Implicit SGD (ISGD)¶

At a glance

Family: online-streaming · Regime: streaming / low-dim / high-dim · Penalty: none · Output: point · Links: identity, logit, log · Status: draft · Refs: Toulis and Airoldi, 2017 · Fang, 2019

Setting & assumptions¶

Any GLM in the exponential family with canonical link; identity, logit, log are the primary cases.
Streaming / online: points \((x_{i_t}, y_{i_t})\) arrive sequentially; storage is bounded to the running iterate.
The per-sample gradient is rank-1 in \(x_i\): \(\nabla\ell_i(\beta)=(\mu(x_i^\top\beta)-y_i)\,x_i\) — the property that makes the implicit update reduce to a scalar problem.

Estimator / objective¶

Same target as SGD — the unpenalized GLM minimizer

\[ \widehat\beta \;=\; \arg\min_{\beta\in\mathbb{R}^p}\; \mathcal L(\beta), \qquad \nabla\ell_i(\beta) = -(y_i-\mu_i)\,x_i = (\mu(x_i^\top\beta)-y_i)\,x_i, \]

but with an implicit (backward-Euler / proximal) recursion in which the gradient is evaluated at the new iterate:

\[ \boxed{\; \beta^{(t+1)} \;=\; \beta^{(t)} - \gamma_t\,\nabla\ell_{i_t}\big(\beta^{(t+1)}\big). \;} \]

Equivalently \(\beta^{(t+1)}=\operatorname{prox}_{\gamma_t \ell_{i_t}}(\beta^{(t)}) =\arg\min_\beta\{\ell_{i_t}(\beta)+\tfrac{1}{2\gamma_t}\lVert\beta-\beta^{(t)}\rVert_2^2\}\).

1D reduction for GLMs. Because \(\nabla\ell_{i_t}\) points along \(x_{i_t}\), the update keeps \(\beta^{(t+1)}=\beta^{(t)}+\xi_t\,x_{i_t}\) for a scalar \(\xi_t\). Writing the implicit step as

\[ \beta^{(t+1)} \;=\; \beta^{(t)} + \gamma_t\big(y_{i_t}-\mu(x_{i_t}^\top\beta^{(t+1)})\big)\,x_{i_t}, \]

and taking the inner product with \(x_{i_t}\) gives a scalar fixed-point in \(\eta^{+}=x_{i_t}^\top\beta^{(t+1)}\):

\[ \eta^{+} \;=\; x_{i_t}^\top\beta^{(t)} + \gamma_t\,\lVert x_{i_t}\rVert_2^2\,\big(y_{i_t}-\mu(\eta^{+})\big), \]

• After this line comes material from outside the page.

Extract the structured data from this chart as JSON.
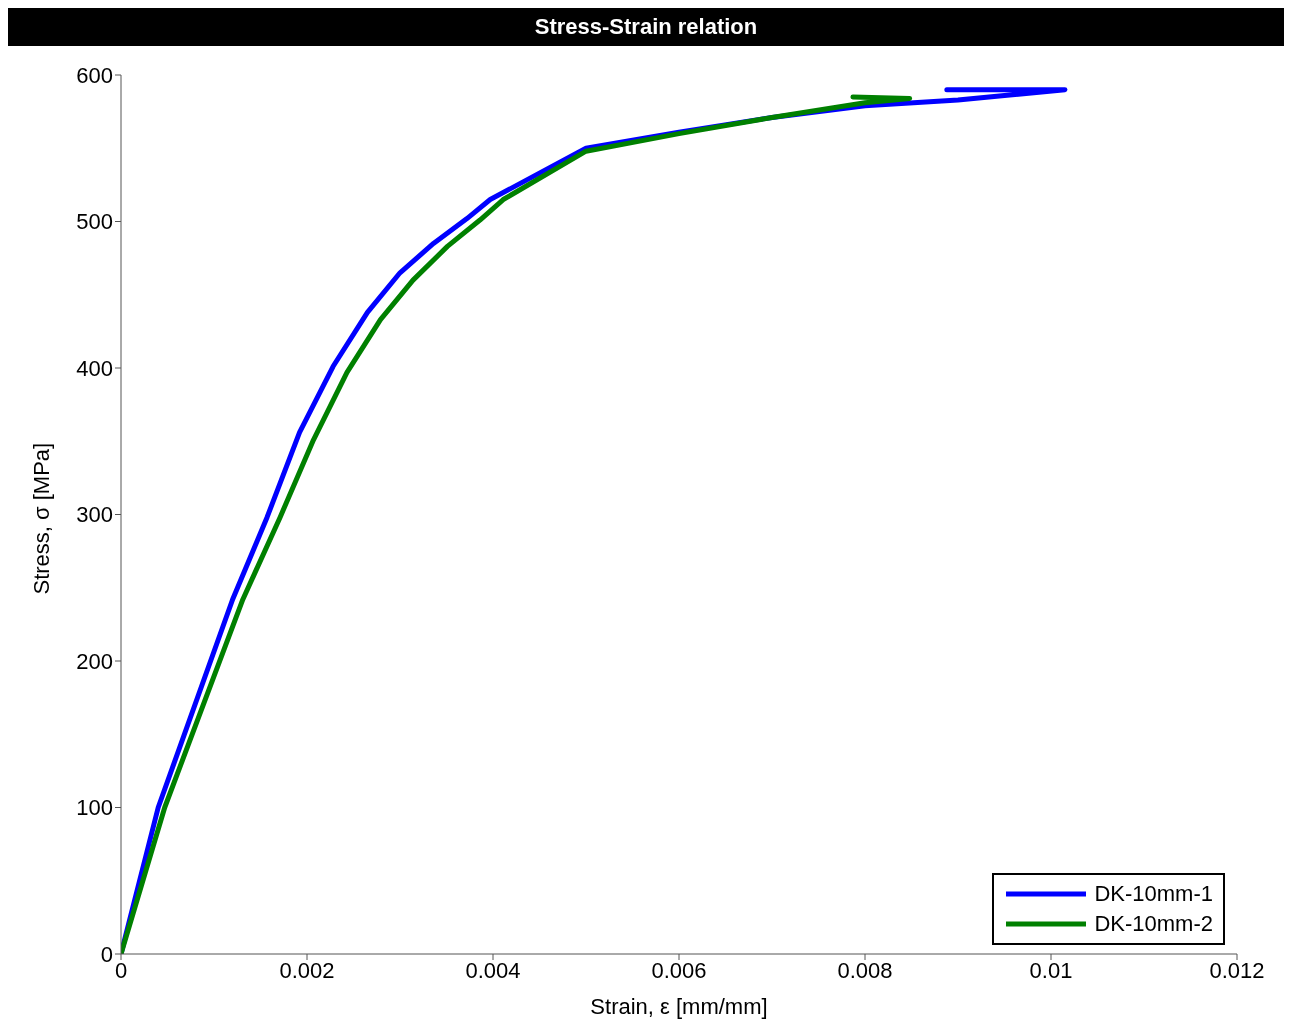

solvable by 1D root-finding (the root is unique and bracketed since \(\mu\) is monotone). The full update is then \(\beta^{(t+1)}=\beta^{(t)}+\gamma_t(y_{i_t}-\mu(\eta^{+}))\,x_{i_t}\).

Algorithm¶

Input: stream (x, y); step schedule γ_t; init β⁽⁰⁾
Optional: Polyak–Ruppert average β̄
1. β ← β⁽⁰⁾ ;  β̄ ← β⁽⁰⁾
2. for t = 0, 1, 2, ... :
3.     receive (x, y)
4.     η0 = xᵀ β ;  c = γ_t · ‖x‖²       # O(p)
5.     solve for η⁺:  η⁺ = η0 + c·(y - g⁻¹(η⁺))   # scalar root-find (monotone)
6.     ξ = γ_t · (y - g⁻¹(η⁺))            # scalar step magnitude
7.     β ← β + ξ · x                      # rank-1 update, O(p)
8.     β̄ ← β̄ + (β - β̄)/(t+1)             # optional averaging
Return β  (or averaged β̄ for inference)

The scalar solve in step 5 uses Newton/bisection on a monotone 1D equation and converges in a few iterations; no \(p\times p\) system is ever formed.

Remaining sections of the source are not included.